Although I had originally planned to make a salt dough map, I decided that a 2-dimensional version would make it easier for my children to label all of the parts clearly. Turns out, recreating a map is a FANTASTIC way to review the landscape of a particular region. Because this project had to be completed in stages in order to let each section of paint dry, my kids got to focus on the geographical details for over a week. I think it is permanently etched in the brains!
Leading up to our end-of-unit map project, we focused on the New Kingdom period of Ancient Egypt and read the following books:
- Zekmet, the Stone Carver: A Tale of Ancient Egypt
- Egyptian Boats
- Master of the Royal Cats
- Tut's Mummy: Lost...And Found
- Joseph the Forgiven by Jester Summers
- Moses in the Bulrushes
- Moses by Maude and Miska Petersham
- Look What Came from Egypt
To Make 2-Dimensional Map of Egypt
You will need:
- a large piece of blank cardboard (I had a used science project-style display board collecting dust in the basement. Since it was a crisp white, it made for the perfect "blank slate.")
- acrylic paints in earthen tones
- pencil, paintbrush, and permanent marker
Display a map of Ancient Egypt for your children to reproduce. Draw a large box on the cardboard and instruct your child to use that box as a perimeter for their map. (My children have a tendency to draw very small pictures on even the largest of canvases. By drawing them a "starter box", I am ensuring that they make their EGYPT outline large enough to fill the page.) Discuss any particular geographic "oddities" that need to be included on the map such as dips and curves in the land or eater formations.

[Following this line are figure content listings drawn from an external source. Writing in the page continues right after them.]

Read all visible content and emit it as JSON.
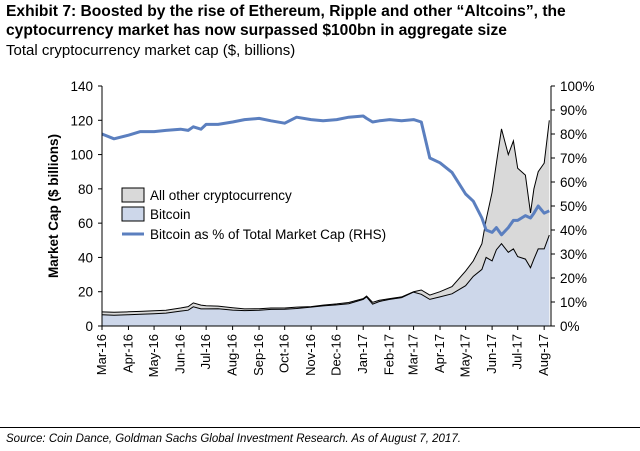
{
  "header": {
    "title": "Exhibit 7: Boosted by the rise of Ethereum, Ripple and other “Altcoins”, the cyptocurrency market has now surpassed $100bn in aggregate size",
    "subtitle": "Total cryptocurrency market cap ($, billions)"
  },
  "footer": {
    "source": "Source: Coin Dance, Goldman Sachs Global Investment Research. As of August 7, 2017."
  },
  "colors": {
    "bitcoin_fill": "#cdd7ea",
    "other_fill": "#d9d9d9",
    "line": "#5b7fbf",
    "outline": "#000000"
  },
  "chart_data": {
    "type": "area",
    "ylabel": "Market Cap ($ billions)",
    "ylim": [
      0,
      140
    ],
    "yticks": [
      0,
      20,
      40,
      60,
      80,
      100,
      120,
      140
    ],
    "y2lim": [
      0,
      100
    ],
    "y2ticks": [
      "0%",
      "10%",
      "20%",
      "30%",
      "40%",
      "50%",
      "60%",
      "70%",
      "80%",
      "90%",
      "100%"
    ],
    "x_tick_labels": [
      "Mar-16",
      "Apr-16",
      "May-16",
      "Jun-16",
      "Jul-16",
      "Aug-16",
      "Sep-16",
      "Oct-16",
      "Nov-16",
      "Dec-16",
      "Jan-17",
      "Feb-17",
      "Mar-17",
      "Apr-17",
      "May-17",
      "Jun-17",
      "Jul-17",
      "Aug-17"
    ],
    "legend_position": "middle-left",
    "x": [
      "2016-03-01",
      "2016-03-15",
      "2016-04-01",
      "2016-04-15",
      "2016-05-01",
      "2016-05-15",
      "2016-06-01",
      "2016-06-10",
      "2016-06-16",
      "2016-06-25",
      "2016-07-01",
      "2016-07-15",
      "2016-08-01",
      "2016-08-15",
      "2016-09-01",
      "2016-09-15",
      "2016-10-01",
      "2016-10-15",
      "2016-11-01",
      "2016-11-15",
      "2016-12-01",
      "2016-12-15",
      "2017-01-01",
      "2017-01-05",
      "2017-01-12",
      "2017-01-20",
      "2017-02-01",
      "2017-02-15",
      "2017-03-01",
      "2017-03-10",
      "2017-03-20",
      "2017-04-01",
      "2017-04-15",
      "2017-05-01",
      "2017-05-10",
      "2017-05-20",
      "2017-05-25",
      "2017-06-01",
      "2017-06-06",
      "2017-06-12",
      "2017-06-20",
      "2017-06-26",
      "2017-07-01",
      "2017-07-10",
      "2017-07-16",
      "2017-07-20",
      "2017-07-25",
      "2017-08-01",
      "2017-08-07"
    ],
    "series": [
      {
        "name": "All other cryptocurrency",
        "type": "area",
        "axis": "left",
        "values": [
          8.2,
          8.0,
          8.3,
          8.5,
          8.9,
          9.2,
          10.5,
          11.3,
          13.5,
          12.2,
          11.8,
          11.6,
          10.7,
          10.0,
          10.1,
          10.5,
          10.5,
          11.0,
          11.3,
          12.2,
          12.9,
          13.7,
          16.0,
          17.5,
          13.8,
          15.0,
          16.0,
          17.0,
          20.0,
          21.0,
          18.0,
          20.0,
          23.0,
          32.0,
          38.0,
          48.0,
          62.0,
          78.0,
          95.0,
          115.0,
          100.0,
          108.0,
          92.0,
          88.0,
          66.0,
          80.0,
          90.0,
          95.0,
          120.0
        ]
      },
      {
        "name": "Bitcoin",
        "type": "area",
        "axis": "left",
        "values": [
          6.6,
          6.3,
          6.6,
          6.9,
          7.2,
          7.5,
          8.7,
          9.2,
          11.2,
          10.0,
          10.0,
          10.1,
          9.3,
          9.0,
          9.2,
          9.7,
          9.8,
          10.2,
          11.0,
          11.7,
          12.3,
          13.0,
          15.5,
          17.0,
          12.8,
          14.3,
          15.5,
          16.5,
          19.8,
          18.5,
          15.5,
          17.0,
          18.8,
          23.5,
          29.0,
          33.0,
          40.0,
          38.0,
          44.5,
          48.0,
          43.0,
          45.0,
          40.5,
          39.0,
          34.0,
          39.0,
          45.0,
          45.0,
          53.0
        ]
      },
      {
        "name": "Bitcoin as % of Total Market Cap (RHS)",
        "type": "line",
        "axis": "right",
        "values": [
          80,
          78,
          79.5,
          81,
          81,
          81.5,
          82,
          81.5,
          83,
          82,
          84,
          84,
          85,
          86,
          86.5,
          85.5,
          84.5,
          87,
          86,
          85.5,
          86,
          87,
          87.5,
          86.5,
          85,
          85.5,
          86,
          85.5,
          86,
          85,
          70,
          68,
          64,
          55,
          52,
          45,
          40,
          39,
          41,
          38,
          41,
          44,
          44,
          46,
          45,
          47,
          50,
          47,
          48
        ]
      }
    ]
  }
}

If your children would rather not free-hand draw the perimeter, print out a large copy of the map for your child to cut out and trace around. They can then free-hand ONLY the details.
Using acrylic paints, paint Egypt one color. Let it dry completely. Paint all the surrounding land in a lighter or darker hue. Dry. Then paint each major and minor body of water...including the two main rivers. (Before painting the Nile River, you might also consider using GREEN to paint the fertile river valley.)
Once all the paint is completely dry, use a permanent marker to outline and label the land and water formations, the major cities, and any man-made landmarks.
After months of pyramids, mummies, and plagues, we're packin' up and moving to Ancient Greece. I hope you'll come along!